Now, Baldwin isn't BLAMING white children. He is merely pointing out the truth.
BTW, a lot of the history referred to in that article was alot more recent than 200 years. I have family members who grew up in a town where blacks were expected to step off the sidewalks whenever a white approached.
No he's saying that all whites are deluded and that America is really a shitty country. America has done many wrong things in the past, there is no doubt, but everyone knows that. We chose to celebrate the good, and try to rectify the bad. What does he want everyone to walk around damning their country? Is it not far more productive to fix what we find to be wrong, and go on with it?

The author very much did blame modern whites for past injustices in his saying that "Indignation doesn't work for most whites, because having remained sanguine about, silent during, indeed often supportive of so much injustice over the years in this country--the theft of native land and genocide of indigenous persons, and the enslavement of Africans being only two of the best examples--we are just a bit late to get into the game of moral rectitude. And once we enter it, our efforts at righteousness tend to fail the test of sincerity." He is saying that it's our fault, and Wright has every reason to hate us. Forget that the men responsible for those injustices are all long dead.

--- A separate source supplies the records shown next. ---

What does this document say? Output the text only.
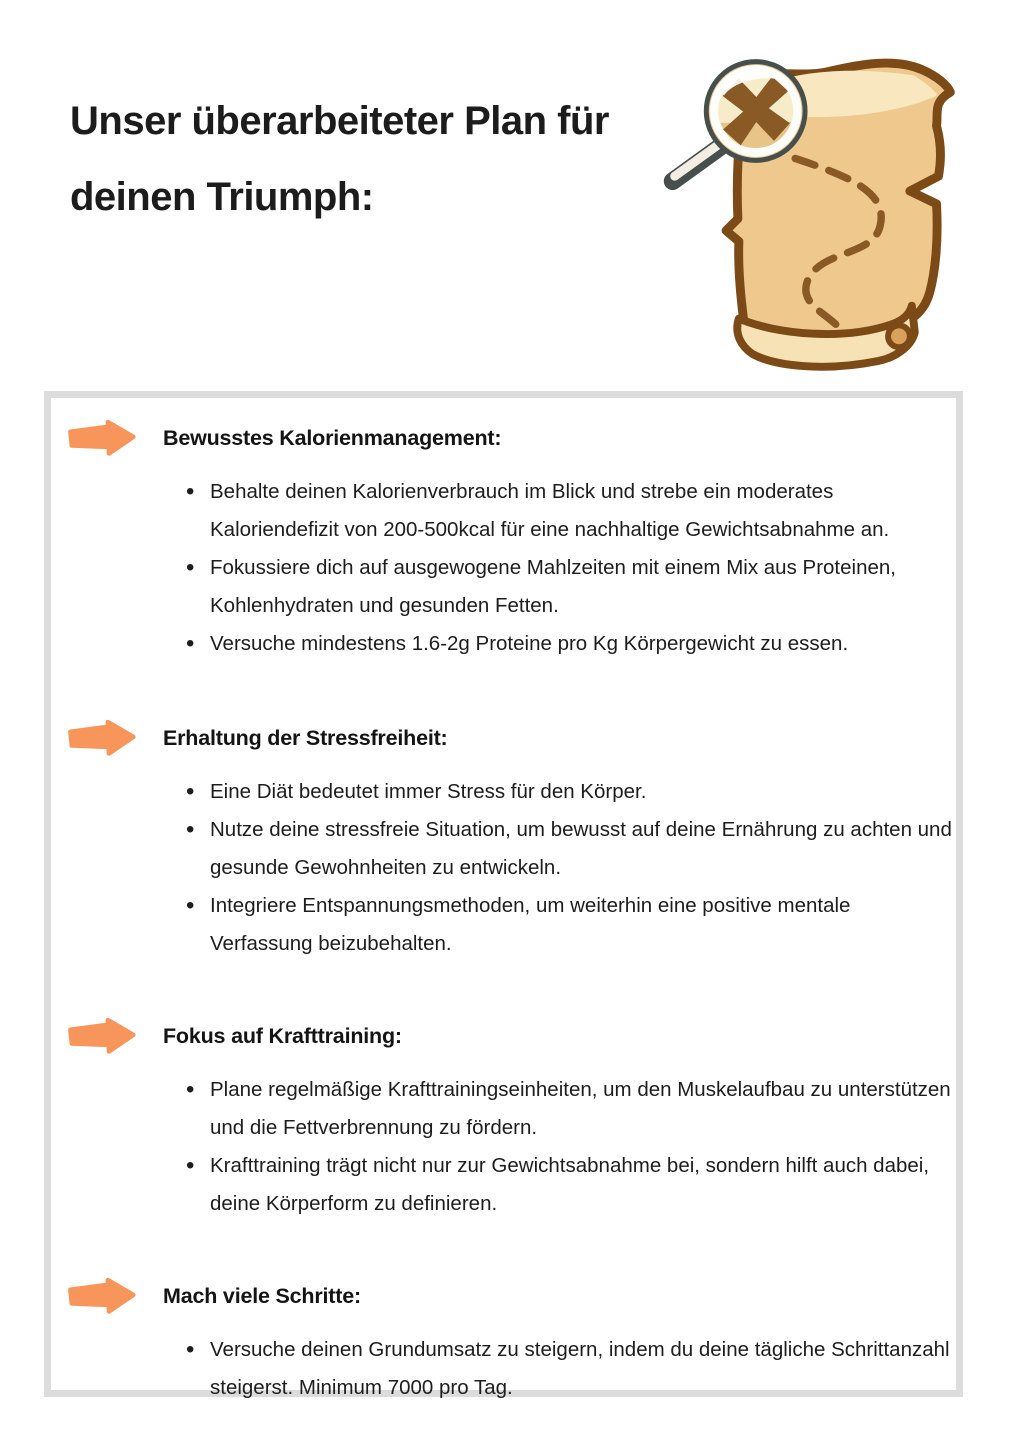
Unser überarbeiteter Plan für
deinen Triumph:
Bewusstes Kalorienmanagement:
• Behalte deinen Kalorienverbrauch im Blick und strebe ein moderates Kaloriendefizit von 200-500kcal für eine nachhaltige Gewichtsabnahme an.
• Fokussiere dich auf ausgewogene Mahlzeiten mit einem Mix aus Proteinen, Kohlenhydraten und gesunden Fetten.
• Versuche mindestens 1.6-2g Proteine pro Kg Körpergewicht zu essen.
Erhaltung der Stressfreiheit:
• Eine Diät bedeutet immer Stress für den Körper.
• Nutze deine stressfreie Situation, um bewusst auf deine Ernährung zu achten und gesunde Gewohnheiten zu entwickeln.
• Integriere Entspannungsmethoden, um weiterhin eine positive mentale Verfassung beizubehalten.
Fokus auf Krafttraining:
• Plane regelmäßige Krafttrainingseinheiten, um den Muskelaufbau zu unterstützen und die Fettverbrennung zu fördern.
• Krafttraining trägt nicht nur zur Gewichtsabnahme bei, sondern hilft auch dabei, deine Körperform zu definieren.
Mach viele Schritte:
• Versuche deinen Grundumsatz zu steigern, indem du deine tägliche Schrittanzahl steigerst. Minimum 7000 pro Tag.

Bladwin's quote asserts that all whites are woefully ignorant of the past, or chose to ignore it. Which is false. Everyone knows that injustice occurred, but there is no reason to damn the America that we the people are now, for we have not committed those injustices. A sovereign nation is an evolving entity, it is not static. We do not have to celebrate, or embrace the things that we no longer hold sacred to our nation. We have outlawed slavery, and forced segregation long ago. There is no need to feel bad about the fact that Americans generations before us had such institutions, because we are not them.

Modern Americans are Patriotic to modern America, and the ideals which it theoretically stands for. We do not stand for the America of 50 years ago, as we have changed what America is much since then. What is so woeful about today's Americas treatment toward blacks that Wright is justified in damning it? Last I checked, there is a disproportionate amount of government social aid to blacks, and no (or very little) government institutionalized racism against them.